I'm running linux. For compiling from source I follow the guide that consists in running the compile bundle provided by ipex, it builds wheels for torch+torchvision+torchaudio+ipex. I don't think it can run on windows.

It is expected to be executed in a fresh conda environment (maybe ensure python<3.11 is installed, not sure about compatibility with >=3.11), also needs some basic commands like git, patch,...

The compile bundle takes an optional third AOT parameter, there you can pass all architectures you want it to be compatible with. For igpus the strings are given there. You can input several targets e.g "pvc,tgllp" for max series + gen 11 laptops support.

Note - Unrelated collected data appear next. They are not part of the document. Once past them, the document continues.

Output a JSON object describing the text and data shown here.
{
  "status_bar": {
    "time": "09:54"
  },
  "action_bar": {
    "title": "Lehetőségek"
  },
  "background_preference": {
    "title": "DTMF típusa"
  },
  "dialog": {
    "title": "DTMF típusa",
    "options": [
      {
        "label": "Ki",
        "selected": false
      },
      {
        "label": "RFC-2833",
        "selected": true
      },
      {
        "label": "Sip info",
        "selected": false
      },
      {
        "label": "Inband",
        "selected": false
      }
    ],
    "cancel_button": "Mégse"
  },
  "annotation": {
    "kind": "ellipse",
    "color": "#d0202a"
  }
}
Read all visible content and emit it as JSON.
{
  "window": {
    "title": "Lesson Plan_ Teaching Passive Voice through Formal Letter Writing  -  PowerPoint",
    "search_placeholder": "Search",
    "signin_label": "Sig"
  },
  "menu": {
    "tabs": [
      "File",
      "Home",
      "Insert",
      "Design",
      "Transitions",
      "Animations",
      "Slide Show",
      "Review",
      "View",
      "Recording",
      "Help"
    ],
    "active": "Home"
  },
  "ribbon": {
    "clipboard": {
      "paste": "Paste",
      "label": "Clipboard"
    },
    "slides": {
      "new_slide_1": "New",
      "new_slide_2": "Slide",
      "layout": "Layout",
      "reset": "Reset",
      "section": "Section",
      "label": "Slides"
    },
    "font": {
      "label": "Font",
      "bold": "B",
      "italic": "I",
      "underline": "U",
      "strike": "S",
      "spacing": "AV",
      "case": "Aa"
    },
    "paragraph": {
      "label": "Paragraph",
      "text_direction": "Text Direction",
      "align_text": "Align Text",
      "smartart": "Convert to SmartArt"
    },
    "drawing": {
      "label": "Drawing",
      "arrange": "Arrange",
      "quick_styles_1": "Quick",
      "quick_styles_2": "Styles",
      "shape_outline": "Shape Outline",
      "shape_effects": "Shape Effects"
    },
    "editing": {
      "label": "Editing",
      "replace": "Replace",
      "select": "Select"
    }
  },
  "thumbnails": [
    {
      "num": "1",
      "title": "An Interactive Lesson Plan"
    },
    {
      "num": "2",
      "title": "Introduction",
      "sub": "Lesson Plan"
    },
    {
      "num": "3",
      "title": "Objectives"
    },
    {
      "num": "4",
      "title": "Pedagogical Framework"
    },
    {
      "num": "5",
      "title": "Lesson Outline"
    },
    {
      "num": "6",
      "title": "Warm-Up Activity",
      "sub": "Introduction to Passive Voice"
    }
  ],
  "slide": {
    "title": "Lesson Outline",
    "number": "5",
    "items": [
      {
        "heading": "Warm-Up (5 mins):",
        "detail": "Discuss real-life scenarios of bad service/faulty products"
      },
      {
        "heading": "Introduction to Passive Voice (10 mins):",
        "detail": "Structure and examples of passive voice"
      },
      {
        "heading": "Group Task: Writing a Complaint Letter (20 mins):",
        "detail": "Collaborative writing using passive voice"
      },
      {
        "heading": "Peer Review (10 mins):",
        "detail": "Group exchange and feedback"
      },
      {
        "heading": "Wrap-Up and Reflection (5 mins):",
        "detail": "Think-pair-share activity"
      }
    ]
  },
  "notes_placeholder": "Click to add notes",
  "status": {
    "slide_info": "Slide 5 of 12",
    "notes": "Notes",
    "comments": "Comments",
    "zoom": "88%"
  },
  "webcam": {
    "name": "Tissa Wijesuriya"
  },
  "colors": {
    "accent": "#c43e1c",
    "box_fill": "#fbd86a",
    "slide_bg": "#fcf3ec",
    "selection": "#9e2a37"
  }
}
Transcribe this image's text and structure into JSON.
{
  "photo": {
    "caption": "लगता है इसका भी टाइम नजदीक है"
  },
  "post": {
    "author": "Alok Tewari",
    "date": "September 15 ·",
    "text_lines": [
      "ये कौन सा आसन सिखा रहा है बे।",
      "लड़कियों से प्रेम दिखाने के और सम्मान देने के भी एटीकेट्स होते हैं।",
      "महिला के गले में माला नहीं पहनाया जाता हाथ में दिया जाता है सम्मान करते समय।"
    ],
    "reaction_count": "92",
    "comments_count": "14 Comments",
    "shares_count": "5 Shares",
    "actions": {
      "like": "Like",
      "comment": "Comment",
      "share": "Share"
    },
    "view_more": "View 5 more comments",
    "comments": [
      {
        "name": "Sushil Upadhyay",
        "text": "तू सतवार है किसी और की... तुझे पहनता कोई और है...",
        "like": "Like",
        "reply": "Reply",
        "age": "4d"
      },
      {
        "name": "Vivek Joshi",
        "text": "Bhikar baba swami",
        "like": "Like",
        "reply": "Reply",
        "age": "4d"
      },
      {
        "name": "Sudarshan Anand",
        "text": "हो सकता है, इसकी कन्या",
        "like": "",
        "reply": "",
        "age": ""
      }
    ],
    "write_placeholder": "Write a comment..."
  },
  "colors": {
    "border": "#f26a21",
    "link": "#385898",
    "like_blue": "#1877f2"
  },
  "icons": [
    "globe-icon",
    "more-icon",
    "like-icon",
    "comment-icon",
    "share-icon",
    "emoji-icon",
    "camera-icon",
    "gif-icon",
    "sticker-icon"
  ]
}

The first two parameters are paths to some folders in the file tree of the oneapi basekit that you can get from intel website.

I think there's some issue where you're required to export LD_LIBRARY_PATH="" before starting the script.

It's a long process (1h+) and needs a lot of ram, I couldn't run it on my laptop, had to build the wheels on a workstation.

leonardozcm commented 11 months ago

It's a long process (1h+) and needs a lot of ram, I couldn't run it on my laptop, had to build the wheels on a workstation.

I have repeated the build process of @fcharras said, with AOT=adls, and tested it on a double gpu machine(UHD Graphic 770+ARC750), and still encountered RuntimeError: could not create a primitive. I doubt what @fcharras said is the fact that

so the issue you're reporting here might have more to do with device string management in ipex rather than with the second xpu being an igpu.

I may update the result if I can find a iGPU only machine.